Nailing down details of what the sellers got for their businesses isn’t easy. Berkshire usually doesn’t disclose what it pays for closely held companies. It did, though, in the case of Executive Jet Aviation, now called NetJets Inc., a marketer and operator of a fractional jet ownership program. The company’s founder, Richard Santulli, 69, sold the business to Berkshire with Goldman Sachs Group Inc., which had owned 25 percent.

Berkshire Hathaway paid about half the $725 million purchase price in stock, which traded at $69,800 the day the deal closed in August 1998. If Santulli collected 75 percent of his portion of the proceeds in stock -- the maximum possible -- it would amount to the equivalent of about 5,190 Class A shares, valued at less than $900 million at yesterday’s close.

Diamonds, Furniture

Santulli didn’t hold on to all of the shares he received. He contributed a portion of his proceeds from the sale to his charitable foundation, the RTS Family Foundation, and other philanthropic groups, according to a person familiar with the transaction who asked not to be identified because Santulli’s holdings are private.

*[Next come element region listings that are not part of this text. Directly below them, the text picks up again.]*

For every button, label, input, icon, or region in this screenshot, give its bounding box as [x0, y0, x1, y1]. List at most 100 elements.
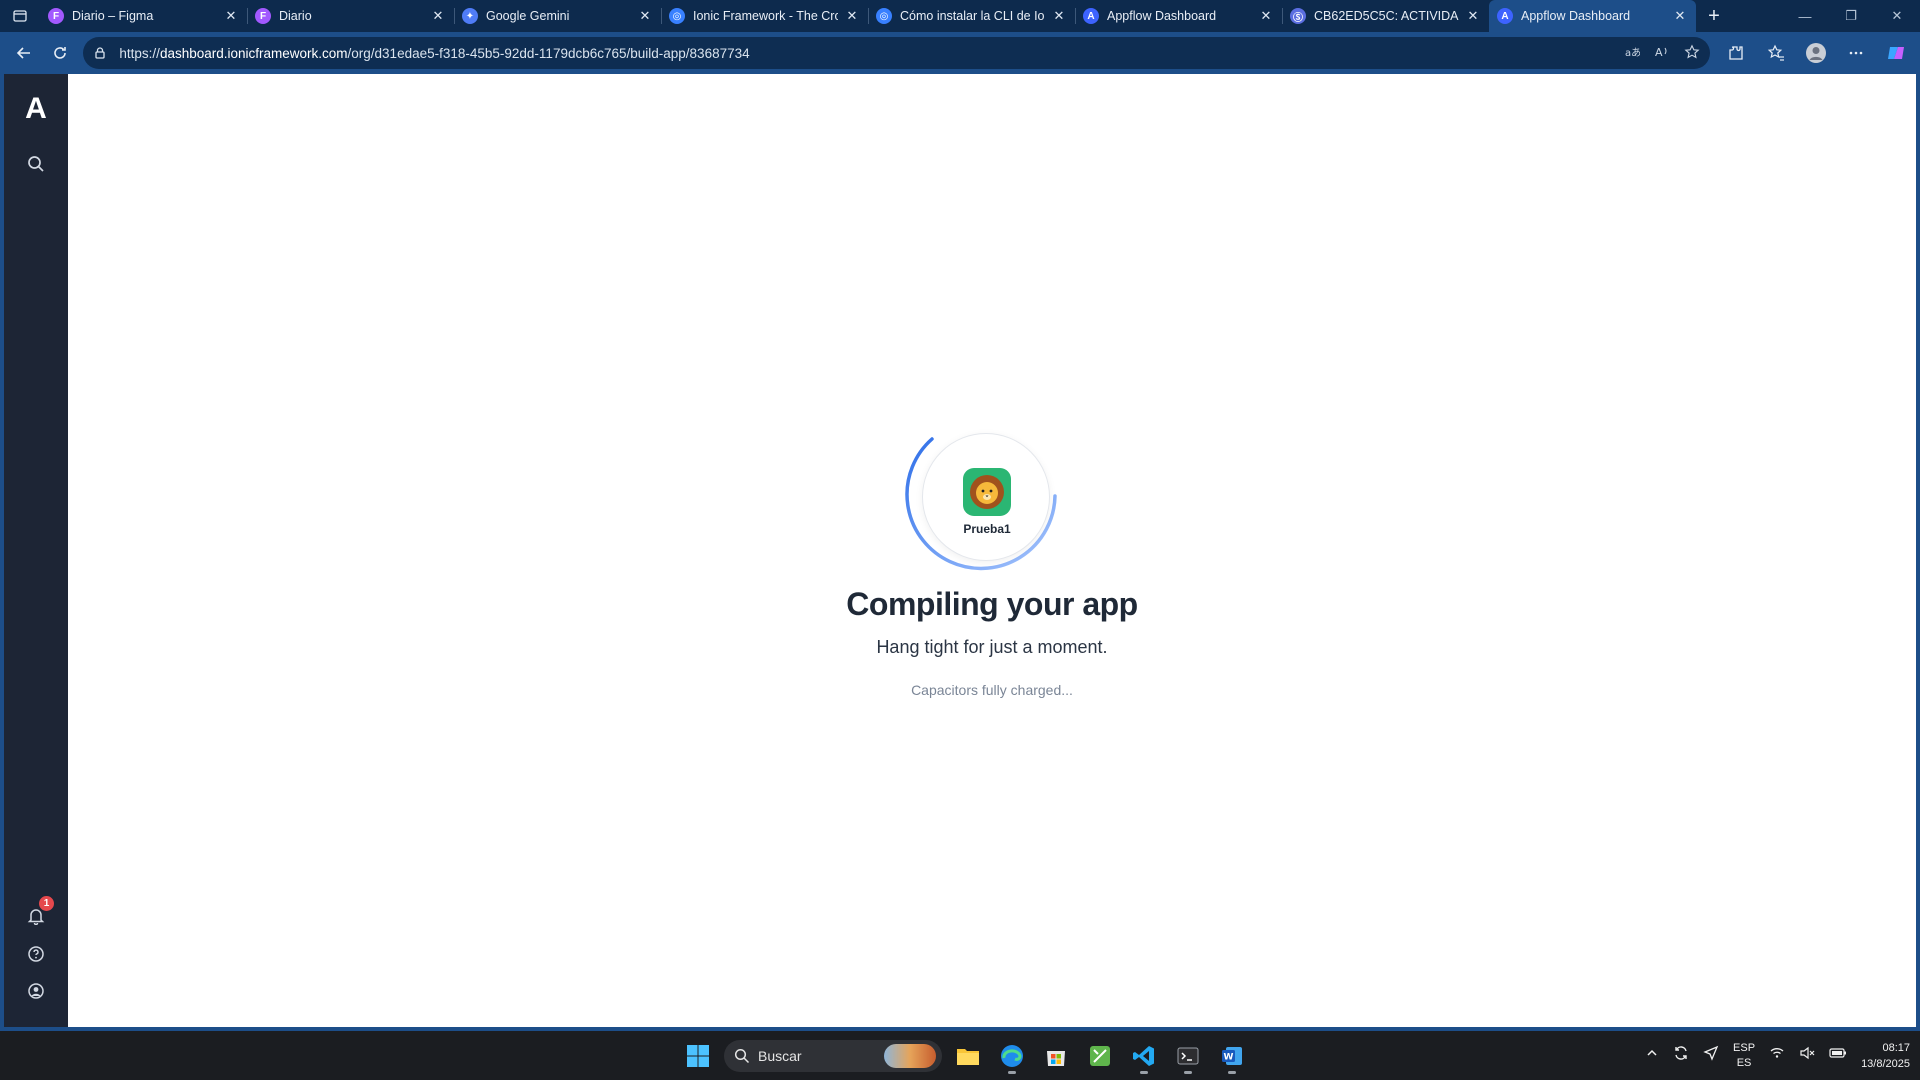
- restore-icon[interactable]: ❐: [1828, 0, 1874, 32]
- lion-icon: [970, 475, 1004, 509]
- language-code: ESP: [1733, 1041, 1756, 1054]
- browser-tab[interactable]: Ⓢ CB62ED5C5C: ACTIVIDAD 2 ✕: [1282, 0, 1489, 32]
- tab-close-icon[interactable]: ✕: [223, 8, 239, 24]
- tab-favicon-icon: ◎: [669, 8, 685, 24]
- browser-tab[interactable]: ✦ Google Gemini ✕: [454, 0, 661, 32]
- tab-close-icon[interactable]: ✕: [1051, 8, 1067, 24]
- extensions-icon[interactable]: [1718, 37, 1754, 69]
- page-title: Compiling your app: [846, 586, 1138, 622]
- browser-tab[interactable]: F Diario ✕: [247, 0, 454, 32]
- tab-title: Cómo instalar la CLI de Ioni: [900, 9, 1045, 23]
- edge-browser-icon[interactable]: [994, 1038, 1030, 1074]
- browser-tab-strip: F Diario – Figma ✕ F Diario ✕ ✦ Google Gemini ✕ ◎…: [0, 0, 1920, 32]
- tab-actions-icon[interactable]: [0, 0, 40, 32]
- wifi-icon[interactable]: [1769, 1045, 1785, 1066]
- tab-title: Google Gemini: [486, 9, 570, 23]
- sync-icon[interactable]: [1673, 1045, 1689, 1066]
- help-icon[interactable]: [24, 942, 48, 966]
- browser-tab[interactable]: ◎ Cómo instalar la CLI de Ioni ✕: [868, 0, 1075, 32]
- translate-icon[interactable]: aあ: [1624, 44, 1641, 63]
- minimize-icon[interactable]: —: [1782, 0, 1828, 32]
- tab-title: CB62ED5C5C: ACTIVIDAD 2: [1314, 9, 1459, 23]
- system-tray: ESP ES 08:17 13/8/2025: [1645, 1031, 1910, 1080]
- notification-badge: 1: [39, 896, 54, 911]
- tab-title: Appflow Dashboard: [1107, 9, 1217, 23]
- clock-time: 08:17: [1882, 1041, 1910, 1054]
- input-language-indicator[interactable]: ESP ES: [1733, 1041, 1755, 1071]
- search-icon[interactable]: [24, 152, 48, 176]
- browser-tab[interactable]: F Diario – Figma ✕: [40, 0, 247, 32]
- taskbar-search-box[interactable]: Buscar: [724, 1039, 942, 1072]
- browser-tab[interactable]: A Appflow Dashboard ✕: [1489, 0, 1696, 32]
- build-progress-spinner: Prueba1: [903, 414, 1057, 571]
- notifications-bell-icon[interactable]: 1: [24, 896, 54, 928]
- windows-taskbar: Buscar W ESP ES 08:17 13/8/2025: [0, 1031, 1920, 1080]
- tab-title: Appflow Dashboard: [1521, 9, 1631, 23]
- favorite-star-icon[interactable]: [1684, 44, 1700, 63]
- search-highlight-image: [884, 1043, 936, 1068]
- terminal-icon[interactable]: [1170, 1038, 1206, 1074]
- browser-tab[interactable]: A Appflow Dashboard ✕: [1075, 0, 1282, 32]
- word-icon[interactable]: W: [1214, 1038, 1250, 1074]
- volume-muted-icon[interactable]: [1799, 1045, 1815, 1066]
- tab-close-icon[interactable]: ✕: [430, 8, 446, 24]
- copilot-icon[interactable]: [1878, 37, 1914, 69]
- tab-title: Diario: [279, 9, 312, 23]
- app-name-label: Prueba1: [963, 522, 1011, 536]
- tab-favicon-icon: F: [48, 8, 64, 24]
- new-tab-button[interactable]: +: [1696, 0, 1732, 32]
- lock-icon[interactable]: [93, 46, 111, 60]
- more-options-icon[interactable]: [1838, 37, 1874, 69]
- tab-close-icon[interactable]: ✕: [1672, 8, 1688, 24]
- close-window-icon[interactable]: ✕: [1874, 0, 1920, 32]
- url-text: https://dashboard.ionicframework.com/org…: [119, 45, 750, 61]
- tab-close-icon[interactable]: ✕: [1465, 8, 1481, 24]
- show-hidden-icons-chevron-icon[interactable]: [1645, 1046, 1659, 1065]
- snipping-tool-icon[interactable]: [1082, 1038, 1118, 1074]
- tab-favicon-icon: ✦: [462, 8, 478, 24]
- app-icon: [963, 468, 1011, 516]
- page-frame: A 1 Prueba1 Compiling your app Hang tigh…: [0, 74, 1920, 1031]
- status-hint: Capacitors fully charged...: [911, 682, 1073, 698]
- vscode-icon[interactable]: [1126, 1038, 1162, 1074]
- clock-date: 13/8/2025: [1861, 1057, 1910, 1070]
- browser-toolbar: https://dashboard.ionicframework.com/org…: [0, 32, 1920, 74]
- browser-tab[interactable]: ◎ Ionic Framework - The Cros ✕: [661, 0, 868, 32]
- favorites-icon[interactable]: [1758, 37, 1794, 69]
- tab-title: Ionic Framework - The Cros: [693, 9, 838, 23]
- windows-start-icon[interactable]: [680, 1038, 716, 1074]
- tab-favicon-icon: A: [1083, 8, 1099, 24]
- read-aloud-icon[interactable]: A: [1654, 44, 1670, 63]
- svg-text:aあ: aあ: [1625, 47, 1640, 59]
- clock[interactable]: 08:17 13/8/2025: [1861, 1040, 1910, 1072]
- keyboard-layout-code: ES: [1736, 1056, 1752, 1069]
- tab-favicon-icon: A: [1497, 8, 1513, 24]
- tab-close-icon[interactable]: ✕: [637, 8, 653, 24]
- tab-list: F Diario – Figma ✕ F Diario ✕ ✦ Google Gemini ✕ ◎…: [40, 0, 1696, 32]
- account-icon[interactable]: [24, 979, 48, 1003]
- svg-text:W: W: [1224, 1052, 1234, 1062]
- back-icon[interactable]: [6, 37, 42, 69]
- tab-favicon-icon: Ⓢ: [1290, 8, 1306, 24]
- taskbar-search-icon: [734, 1048, 750, 1063]
- file-explorer-icon[interactable]: [950, 1038, 986, 1074]
- window-controls: — ❐ ✕: [1782, 0, 1920, 32]
- battery-icon[interactable]: [1829, 1045, 1847, 1066]
- tab-title: Diario – Figma: [72, 9, 154, 23]
- appflow-logo[interactable]: A: [4, 92, 68, 126]
- appflow-sidebar: A 1: [4, 74, 68, 1027]
- location-icon[interactable]: [1703, 1045, 1719, 1066]
- tab-favicon-icon: F: [255, 8, 271, 24]
- microsoft-store-icon[interactable]: [1038, 1038, 1074, 1074]
- profile-avatar[interactable]: [1798, 37, 1834, 69]
- main-content: Prueba1 Compiling your app Hang tight fo…: [68, 74, 1916, 1027]
- page-subtitle: Hang tight for just a moment.: [876, 637, 1108, 657]
- tab-close-icon[interactable]: ✕: [1258, 8, 1274, 24]
- tab-close-icon[interactable]: ✕: [844, 8, 860, 24]
- app-badge: Prueba1: [922, 433, 1050, 561]
- reload-icon[interactable]: [42, 37, 78, 69]
- svg-text:A: A: [1655, 46, 1663, 59]
- tab-favicon-icon: ◎: [876, 8, 892, 24]
- taskbar-search-placeholder: Buscar: [758, 1047, 802, 1064]
- address-bar[interactable]: https://dashboard.ionicframework.com/org…: [83, 37, 1710, 69]
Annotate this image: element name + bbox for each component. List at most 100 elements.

Other Executive Jet executives received compensation for equity positions too, the person said. Santulli left NetJets in 2009, and is chief executive officer of Dublin-based Milestone Aviation Group Ltd.

In 1995, without disclosing terms, Buffett used Berkshire shares to buy two retailers: R.C. Willey Home Furnishings Inc. of Salt Lake City, and North Kansas City, Missouri-based Helzberg’s Diamond Shops Inc. Berkshire’s 1995 annual report disclosed that it paid a combined 15,762 shares for both companies.

Based on the company’s share price on the day the deal closed, Berkshire spent $173 million in stock for the jewelry business, according to a regulatory filing that shows Barnett Helzberg and his wife, Shirley, received 7,510 shares directly. Today, the 79-year-old’s stake would be valued at $1.3 billion.

Philanthropic Giving

Much of that has been given to charitable interests, according to a person familiar with Helzberg’s giving who asked not to be identified because the matter is private. Recipients include the Helzberg Hall at Kansas City’s Kauffman Center for the Performing Arts and the Kansas City Zoo.

If Bill Child, 81, Willey’s CEO, received three-quarters of the remaining 7,730 shares, he would be a billionaire today had he held onto the stock.